In relazione alla materia del raddoppio dei termini di accertamento va precisato che lo ius superveniens, consistente nelle modifiche introdotte, dapprima, dall’articolo 2, commi 1 e 2, D.Lgs. 128/2015, che ha limitato il raddoppio dei termini di accertamento per violazioni penali solo ai casi in cui la denuncia è effettivamente presentata e trasmessa all’Autorità Giudiziaria entro il termine ordinario di decadenza dal potere di accertamento, e, in seguito, dall’articolo 1, commi da 130 a 132, L. 208/2015, che ha, tra le altre disposizioni, eliminato la fattispecie del raddoppio dei termini ordinari per gli atti di accertamento relativi ai periodi d’imposta dal 2016 in avanti, è stato interpretato dalla giurisprudenza della Corte di Cassazione in termini restrittivi quanto al relativo ambito di applicazione.

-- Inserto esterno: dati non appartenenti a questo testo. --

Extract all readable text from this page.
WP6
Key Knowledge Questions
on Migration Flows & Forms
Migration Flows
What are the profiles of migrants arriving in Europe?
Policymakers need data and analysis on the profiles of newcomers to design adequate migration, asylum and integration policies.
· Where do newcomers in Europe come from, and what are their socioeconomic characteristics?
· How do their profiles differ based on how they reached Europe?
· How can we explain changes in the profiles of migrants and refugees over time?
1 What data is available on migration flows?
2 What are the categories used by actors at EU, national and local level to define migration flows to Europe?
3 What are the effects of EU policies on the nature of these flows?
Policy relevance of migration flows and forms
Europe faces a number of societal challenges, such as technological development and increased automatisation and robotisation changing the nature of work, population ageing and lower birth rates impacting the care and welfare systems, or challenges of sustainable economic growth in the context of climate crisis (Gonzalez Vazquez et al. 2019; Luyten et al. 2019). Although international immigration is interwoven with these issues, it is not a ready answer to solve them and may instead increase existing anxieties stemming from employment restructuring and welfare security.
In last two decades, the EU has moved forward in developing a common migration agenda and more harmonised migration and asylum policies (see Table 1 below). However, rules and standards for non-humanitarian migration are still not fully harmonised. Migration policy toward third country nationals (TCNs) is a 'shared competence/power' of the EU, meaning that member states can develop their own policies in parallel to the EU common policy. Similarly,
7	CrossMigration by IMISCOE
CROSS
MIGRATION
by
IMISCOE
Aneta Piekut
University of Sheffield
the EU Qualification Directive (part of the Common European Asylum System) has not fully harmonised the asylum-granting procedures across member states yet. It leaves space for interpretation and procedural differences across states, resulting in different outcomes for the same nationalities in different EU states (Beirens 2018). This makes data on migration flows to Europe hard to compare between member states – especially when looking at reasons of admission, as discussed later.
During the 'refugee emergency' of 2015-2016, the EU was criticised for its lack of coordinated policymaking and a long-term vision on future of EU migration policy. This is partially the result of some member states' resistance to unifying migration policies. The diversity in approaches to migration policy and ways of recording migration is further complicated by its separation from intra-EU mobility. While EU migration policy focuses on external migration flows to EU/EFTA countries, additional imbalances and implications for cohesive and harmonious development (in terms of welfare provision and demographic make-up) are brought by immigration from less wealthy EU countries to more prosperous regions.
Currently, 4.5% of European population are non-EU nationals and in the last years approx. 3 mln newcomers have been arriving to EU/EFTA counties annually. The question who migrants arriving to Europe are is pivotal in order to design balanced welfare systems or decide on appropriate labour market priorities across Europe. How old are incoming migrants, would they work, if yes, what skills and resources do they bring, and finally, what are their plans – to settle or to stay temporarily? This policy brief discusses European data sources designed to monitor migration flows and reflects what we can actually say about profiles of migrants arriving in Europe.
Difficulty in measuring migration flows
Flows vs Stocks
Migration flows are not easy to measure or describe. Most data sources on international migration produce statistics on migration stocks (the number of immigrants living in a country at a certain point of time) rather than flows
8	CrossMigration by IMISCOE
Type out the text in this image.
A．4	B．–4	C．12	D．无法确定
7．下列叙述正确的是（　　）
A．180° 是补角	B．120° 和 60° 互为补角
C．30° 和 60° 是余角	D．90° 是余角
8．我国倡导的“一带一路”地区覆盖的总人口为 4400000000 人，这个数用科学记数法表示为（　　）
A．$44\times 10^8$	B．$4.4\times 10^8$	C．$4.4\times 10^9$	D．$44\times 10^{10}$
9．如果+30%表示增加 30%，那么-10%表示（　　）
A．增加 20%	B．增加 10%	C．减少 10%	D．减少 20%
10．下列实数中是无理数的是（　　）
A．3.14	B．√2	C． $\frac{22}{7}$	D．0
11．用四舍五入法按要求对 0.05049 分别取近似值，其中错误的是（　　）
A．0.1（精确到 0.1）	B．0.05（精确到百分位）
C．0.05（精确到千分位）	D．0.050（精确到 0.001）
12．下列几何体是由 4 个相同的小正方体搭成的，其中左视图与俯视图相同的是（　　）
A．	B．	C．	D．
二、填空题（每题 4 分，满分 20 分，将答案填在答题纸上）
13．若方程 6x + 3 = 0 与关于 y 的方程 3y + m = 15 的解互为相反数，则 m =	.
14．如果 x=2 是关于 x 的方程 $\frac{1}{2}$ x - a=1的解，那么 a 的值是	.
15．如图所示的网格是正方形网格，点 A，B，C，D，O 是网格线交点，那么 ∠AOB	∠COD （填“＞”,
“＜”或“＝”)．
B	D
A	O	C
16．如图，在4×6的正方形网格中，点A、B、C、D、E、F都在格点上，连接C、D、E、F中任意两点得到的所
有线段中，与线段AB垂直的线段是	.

Infatti, la Suprema Corte ha chiarito che la modifica contenuta nell’articolo 2, commi 1 e 2, D.Lgs. 128/2015, in virtù dell’apposita norma di salvaguardia prevista dall’articolo 2 D.Lgs. 128/2015, non si applica alle violazioni punibili constatate in processi verbali notificati prima del 2 settembre 2015 dalla notifica di atti impositivi entro il 31 dicembre 2015.

In relazione alla seconda modifica, contenuta nell’articolo 1, commi da 130 a 132, L. 208/2015, il regime transitorio previsto dalla medesima Legge, per i periodi d’imposta anteriori a quello in corso al 31 dicembre 2016 – secondo cui il raddoppio dei termini di accertamento, quali stabiliti dal secondo periodo del comma 132, opera, nel caso delle indicate violazioni penali tributarie, solo a condizione che la denuncia penale sia presentata o trasmessa dall’Amministrazione finanziaria entro il termine stabilito nel primo periodo del medesimo comma 132 (cioè entro il termine ordinario di accertamento) –, riguarda solo le fattispecie non regolate dal precedente regime transitorio, cioè i casi in cui non sia stato notificato un atto impositivo (o di irrogazione di sanzioni) entro il 2 settembre 2015, in quanto, ai sensi dell’articolo 3, comma 2, D.Lgs. 128/2015, sono comunque fatti salvi gli effetti degli avvisi di accertamento, dei provvedimenti che irrogano sanzioni amministrative tributarie e degli altri atti impugnabili con i quali l’Agenzia delle Entrate fa valere una pretesa impositiva o sanzionatoria, notificati alla data di entrata in vigore di tale decreto (Corte di Cassazione, sentenza n. 26037/2016 e sentenza n. 16728/2016).